En medio minuto le expliqué al Prefecto el mosqueo del chófer y cómo había salido del aprieto. No contestó, subió al coche y saludó, atento como siempre, al conductor.
—¡Buenos días! Cuando usted quiera.
Yo me puse a su lado sin hablar.
El autobús salió del la explanada, giró a la derecha en dirección a Villacarrillo. Los compañeros cantaban el “Rock de la cárcel”. Pasamos por Villanueva, Beas de Segura y el Arroyo del Ojanco, dejando a un lado los pueblos de la Sierra.
Los últimos pinares tapizados de musgo y helechos, los riscos, las junqueras y carrizales que adornan los arroyuelos en las umbrías, dieron paso a las encinas, madroños, carrascas y enebros. A continuación, la llanura castellana seca y eterna, con sus trigos a punto de germinar; luego, las interminables rectas de La Mancha que anuncian la provincia de Albacete, tierra de esparto y navajas cabriteras; marco ideal para que nuestro conductor pusiera en marcha su plan de venganza.

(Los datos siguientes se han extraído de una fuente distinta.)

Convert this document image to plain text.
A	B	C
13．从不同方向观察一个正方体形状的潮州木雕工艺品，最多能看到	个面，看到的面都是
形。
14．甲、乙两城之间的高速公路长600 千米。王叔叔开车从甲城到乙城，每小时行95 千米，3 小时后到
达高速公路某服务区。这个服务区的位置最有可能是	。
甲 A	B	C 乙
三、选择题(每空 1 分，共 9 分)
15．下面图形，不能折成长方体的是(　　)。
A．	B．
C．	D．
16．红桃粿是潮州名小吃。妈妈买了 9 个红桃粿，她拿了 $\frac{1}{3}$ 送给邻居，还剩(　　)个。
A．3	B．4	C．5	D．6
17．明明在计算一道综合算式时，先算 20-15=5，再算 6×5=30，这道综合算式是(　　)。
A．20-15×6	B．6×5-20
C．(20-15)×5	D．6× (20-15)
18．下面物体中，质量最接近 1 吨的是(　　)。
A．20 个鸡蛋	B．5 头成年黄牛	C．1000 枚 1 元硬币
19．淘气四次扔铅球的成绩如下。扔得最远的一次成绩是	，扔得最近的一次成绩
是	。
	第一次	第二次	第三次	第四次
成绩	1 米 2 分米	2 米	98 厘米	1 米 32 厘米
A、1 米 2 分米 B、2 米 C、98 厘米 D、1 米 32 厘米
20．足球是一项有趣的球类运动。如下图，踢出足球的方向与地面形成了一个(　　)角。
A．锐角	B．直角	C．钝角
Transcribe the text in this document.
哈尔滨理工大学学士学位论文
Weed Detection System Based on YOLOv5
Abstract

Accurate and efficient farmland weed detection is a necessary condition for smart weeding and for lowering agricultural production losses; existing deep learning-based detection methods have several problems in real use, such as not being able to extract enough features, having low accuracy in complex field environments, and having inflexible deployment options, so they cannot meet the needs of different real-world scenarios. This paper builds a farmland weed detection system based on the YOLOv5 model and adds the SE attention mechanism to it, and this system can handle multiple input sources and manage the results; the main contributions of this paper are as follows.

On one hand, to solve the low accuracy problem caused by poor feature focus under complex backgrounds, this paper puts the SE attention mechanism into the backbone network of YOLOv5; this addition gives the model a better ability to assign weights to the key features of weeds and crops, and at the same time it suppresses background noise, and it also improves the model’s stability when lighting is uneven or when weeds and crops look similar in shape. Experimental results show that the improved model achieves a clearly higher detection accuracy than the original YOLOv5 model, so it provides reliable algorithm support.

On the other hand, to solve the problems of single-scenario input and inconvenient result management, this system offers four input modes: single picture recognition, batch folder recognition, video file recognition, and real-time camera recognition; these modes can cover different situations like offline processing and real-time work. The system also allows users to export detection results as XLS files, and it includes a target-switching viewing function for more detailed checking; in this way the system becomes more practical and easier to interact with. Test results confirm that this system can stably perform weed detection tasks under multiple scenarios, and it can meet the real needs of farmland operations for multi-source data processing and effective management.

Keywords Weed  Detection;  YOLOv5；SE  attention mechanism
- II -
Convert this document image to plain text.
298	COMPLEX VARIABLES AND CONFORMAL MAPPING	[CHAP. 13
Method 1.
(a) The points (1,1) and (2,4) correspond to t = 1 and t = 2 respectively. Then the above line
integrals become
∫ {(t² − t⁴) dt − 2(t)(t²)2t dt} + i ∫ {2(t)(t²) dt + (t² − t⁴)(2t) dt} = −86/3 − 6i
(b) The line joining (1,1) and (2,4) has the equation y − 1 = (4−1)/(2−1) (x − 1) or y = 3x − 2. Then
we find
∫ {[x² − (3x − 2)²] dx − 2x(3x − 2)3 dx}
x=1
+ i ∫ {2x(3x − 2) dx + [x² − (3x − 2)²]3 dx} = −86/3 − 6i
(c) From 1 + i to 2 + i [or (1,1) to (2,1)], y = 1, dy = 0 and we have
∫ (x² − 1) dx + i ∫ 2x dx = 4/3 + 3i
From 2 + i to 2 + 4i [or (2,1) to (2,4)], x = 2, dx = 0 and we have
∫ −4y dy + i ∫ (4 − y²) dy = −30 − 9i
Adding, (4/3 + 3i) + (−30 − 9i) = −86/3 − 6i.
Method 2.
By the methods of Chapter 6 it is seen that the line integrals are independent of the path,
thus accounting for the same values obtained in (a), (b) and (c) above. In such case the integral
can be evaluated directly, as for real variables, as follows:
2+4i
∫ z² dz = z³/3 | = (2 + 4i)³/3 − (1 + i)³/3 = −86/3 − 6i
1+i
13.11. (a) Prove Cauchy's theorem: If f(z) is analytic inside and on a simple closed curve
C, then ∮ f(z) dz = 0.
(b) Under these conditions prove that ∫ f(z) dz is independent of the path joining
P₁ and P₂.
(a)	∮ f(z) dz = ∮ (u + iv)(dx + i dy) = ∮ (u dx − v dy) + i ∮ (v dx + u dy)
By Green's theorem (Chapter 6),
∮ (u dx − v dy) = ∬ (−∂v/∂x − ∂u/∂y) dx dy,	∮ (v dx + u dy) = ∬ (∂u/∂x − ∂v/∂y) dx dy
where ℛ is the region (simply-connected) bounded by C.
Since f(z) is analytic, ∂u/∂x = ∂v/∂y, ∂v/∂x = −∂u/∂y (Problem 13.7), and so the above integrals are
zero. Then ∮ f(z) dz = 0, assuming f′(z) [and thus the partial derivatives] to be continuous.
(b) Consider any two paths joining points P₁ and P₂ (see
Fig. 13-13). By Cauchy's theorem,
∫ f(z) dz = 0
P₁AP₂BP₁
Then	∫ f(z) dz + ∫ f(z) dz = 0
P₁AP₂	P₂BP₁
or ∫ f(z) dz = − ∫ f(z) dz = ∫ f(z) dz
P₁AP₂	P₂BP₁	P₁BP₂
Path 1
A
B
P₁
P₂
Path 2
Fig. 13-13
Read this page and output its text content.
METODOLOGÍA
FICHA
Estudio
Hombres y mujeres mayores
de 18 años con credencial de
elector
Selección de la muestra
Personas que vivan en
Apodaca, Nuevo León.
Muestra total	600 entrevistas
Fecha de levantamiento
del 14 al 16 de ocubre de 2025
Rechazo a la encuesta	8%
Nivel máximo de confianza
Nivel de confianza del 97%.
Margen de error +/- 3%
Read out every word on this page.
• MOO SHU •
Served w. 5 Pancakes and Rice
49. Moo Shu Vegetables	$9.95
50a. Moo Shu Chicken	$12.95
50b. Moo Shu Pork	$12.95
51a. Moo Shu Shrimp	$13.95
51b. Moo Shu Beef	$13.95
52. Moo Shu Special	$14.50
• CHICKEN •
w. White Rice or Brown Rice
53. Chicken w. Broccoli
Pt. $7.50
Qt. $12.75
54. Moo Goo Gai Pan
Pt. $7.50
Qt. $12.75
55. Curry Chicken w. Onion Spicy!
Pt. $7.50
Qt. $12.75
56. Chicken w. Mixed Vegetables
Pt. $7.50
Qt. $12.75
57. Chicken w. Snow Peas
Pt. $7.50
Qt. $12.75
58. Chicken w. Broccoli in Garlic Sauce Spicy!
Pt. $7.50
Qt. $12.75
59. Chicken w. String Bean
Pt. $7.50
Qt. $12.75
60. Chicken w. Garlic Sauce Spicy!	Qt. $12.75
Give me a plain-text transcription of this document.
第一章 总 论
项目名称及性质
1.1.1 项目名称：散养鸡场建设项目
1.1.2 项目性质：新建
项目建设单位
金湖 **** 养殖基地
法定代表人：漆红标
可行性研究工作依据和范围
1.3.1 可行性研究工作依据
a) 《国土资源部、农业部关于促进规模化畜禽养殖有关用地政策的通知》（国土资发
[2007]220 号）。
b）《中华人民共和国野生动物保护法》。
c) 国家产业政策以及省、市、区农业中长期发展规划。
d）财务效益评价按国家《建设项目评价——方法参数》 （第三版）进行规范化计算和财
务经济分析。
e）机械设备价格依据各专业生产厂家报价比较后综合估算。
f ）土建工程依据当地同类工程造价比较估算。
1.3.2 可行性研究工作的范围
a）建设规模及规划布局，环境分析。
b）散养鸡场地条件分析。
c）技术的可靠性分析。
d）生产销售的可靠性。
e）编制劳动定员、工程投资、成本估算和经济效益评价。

Ajeno a lo que se nos venía encima, el pasaje cantaba ahora “Adelita”. De pronto, sin avisar y a punto ya de enfilar la primera de las rectas, el autocar reduce la velocidad hasta unos diez o quince kilómetros por hora y encara aquella maravilla de carreteras, únicas en la época, a paso de burro manchego, cuando todos esperábamos correr a una más que aceptable velocidad. Los pasajeros, que no conocían los motivos del pie en el freno, ni del cabreo oculto del piloto, al darse cuenta de la situación y comprobar que hasta Valencia no superaríamos los quince por hora, dejaron a “Adelita” y pasaron a la canción protesta. Empezaron por aquello de «Para ser conductor de primera», pero el chófer, saboreando ya las primeras mieles de su desquite, no aceleraba; y los gritos se hacían insoportables; y el señor Hernández, «que si quieres arroz Catalina»; y la clase turista que continuaba «con el vino se engrasan las bielas» y algún tractor que nos adelantaba, nos miraba y sonreía incrédulo. El “comandante”, impasible al volante con su colilla de farias apagada, como si no fuera con él.
¡Qué situación!
Entonces, el padre, haciendo gala de su proverbial serenidad, sacó el breviario de un bolsillo de la sotana, se acercó a mí y  arrellanándose cómodamente en la butaca me dijo:
—Dionisio, que bajen un poco la voz que no puedo leer mis oraciones.
¡Olé!, ¡olé! y ¡olé!
Eran casi las ocho de la tarde. Estábamos a la puerta del colegio de los jesuitas de Valencia. Habíamos batido un récord de lentitud en carretera y tardado casi diez horas en hacer el viaje. Nadie cantaba. Sólo en el rostro del señor Hernández se adivinaba un gesto de satisfacción, en el que podía leerse perfectamente:
—Estamos en paz. ¡A mí nadie me toma el pelo!